Cisco’s CEO, John Chambers also weighed in with an opinion about cloud computing security problems; specifically, that cloud computing has security problems.
Speaking during a keynote address at the annual RSA security conference, Chambers said cloud computing was inevitable, but that it would shake up the way that networks are secured.
"You'll have no idea what's in the corporate data center," he said. "That is exciting to me as a network player. Boy, am I going to sell a lot of stuff to tie that together."
However, he added, "It is a security nightmare and it can't be handled in traditional ways."…
"I'm not seeing a huge benefit in the cloud for us," said Bruce Jones, chief information security officer at Kodak, speaking in an interview.

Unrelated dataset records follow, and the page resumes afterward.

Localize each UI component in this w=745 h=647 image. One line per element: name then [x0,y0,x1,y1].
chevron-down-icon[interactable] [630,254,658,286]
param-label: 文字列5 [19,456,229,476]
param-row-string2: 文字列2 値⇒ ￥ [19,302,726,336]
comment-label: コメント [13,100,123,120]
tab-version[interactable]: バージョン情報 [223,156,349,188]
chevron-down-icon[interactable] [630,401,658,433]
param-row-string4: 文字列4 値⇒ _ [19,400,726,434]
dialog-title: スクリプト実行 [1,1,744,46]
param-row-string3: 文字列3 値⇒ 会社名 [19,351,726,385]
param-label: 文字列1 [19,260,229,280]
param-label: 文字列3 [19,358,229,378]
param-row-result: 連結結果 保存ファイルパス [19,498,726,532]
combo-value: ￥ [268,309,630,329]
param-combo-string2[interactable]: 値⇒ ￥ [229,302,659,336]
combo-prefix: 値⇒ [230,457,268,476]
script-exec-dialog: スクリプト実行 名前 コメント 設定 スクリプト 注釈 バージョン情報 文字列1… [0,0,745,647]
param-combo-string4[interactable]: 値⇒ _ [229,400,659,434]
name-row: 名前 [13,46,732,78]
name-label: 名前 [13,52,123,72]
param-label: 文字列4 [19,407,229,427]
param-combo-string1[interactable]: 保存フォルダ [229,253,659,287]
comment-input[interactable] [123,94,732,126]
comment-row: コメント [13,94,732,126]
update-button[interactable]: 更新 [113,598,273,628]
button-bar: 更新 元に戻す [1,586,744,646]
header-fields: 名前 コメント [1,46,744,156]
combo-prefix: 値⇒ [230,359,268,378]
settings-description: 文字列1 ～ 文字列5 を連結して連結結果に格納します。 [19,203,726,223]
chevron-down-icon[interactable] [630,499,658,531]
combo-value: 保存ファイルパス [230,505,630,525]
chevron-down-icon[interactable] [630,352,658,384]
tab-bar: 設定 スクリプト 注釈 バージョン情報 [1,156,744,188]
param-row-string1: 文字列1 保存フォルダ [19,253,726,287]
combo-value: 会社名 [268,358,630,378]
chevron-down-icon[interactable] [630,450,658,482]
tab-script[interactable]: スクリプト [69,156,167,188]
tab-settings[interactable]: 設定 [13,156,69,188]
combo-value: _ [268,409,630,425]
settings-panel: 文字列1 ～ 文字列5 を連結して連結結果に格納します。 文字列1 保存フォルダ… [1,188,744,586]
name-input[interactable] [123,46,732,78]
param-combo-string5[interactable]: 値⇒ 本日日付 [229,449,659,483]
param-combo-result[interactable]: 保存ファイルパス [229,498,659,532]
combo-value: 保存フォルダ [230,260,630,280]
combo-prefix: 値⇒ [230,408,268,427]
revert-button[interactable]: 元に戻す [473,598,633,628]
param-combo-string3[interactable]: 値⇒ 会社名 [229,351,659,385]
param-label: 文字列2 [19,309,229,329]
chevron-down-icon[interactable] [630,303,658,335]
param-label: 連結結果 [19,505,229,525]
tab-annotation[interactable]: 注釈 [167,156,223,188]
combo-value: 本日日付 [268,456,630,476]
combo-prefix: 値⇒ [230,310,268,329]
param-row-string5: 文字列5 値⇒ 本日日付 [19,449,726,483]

One of the main problems is that Jones doesn't want to give up control of sensitive data to a nebulous cloud-based computing architecture. For long-term computing projects, it's probably cheaper to simply buy the hardware, he said, although cloud computing could work on a small scale at Kodak.
"It's a pilot or an R&D project where they want to do something and they need some kind of on-demand scalability; it's good for that as long as you don't care about the confidentiality of the data," Jones said.
Here’s one of the main problems with Cloud apps – all an attacker has to do is spoof the cloud computing app login page, and he’s got your own passwords, so he can go in and do whatever he wants with the data. Malicious hackers have been doing this for years with Ebay, which is one of the first “cloud computing apps” if you really think about it.
In the meantime it is May the 4th. May the 4th be with you.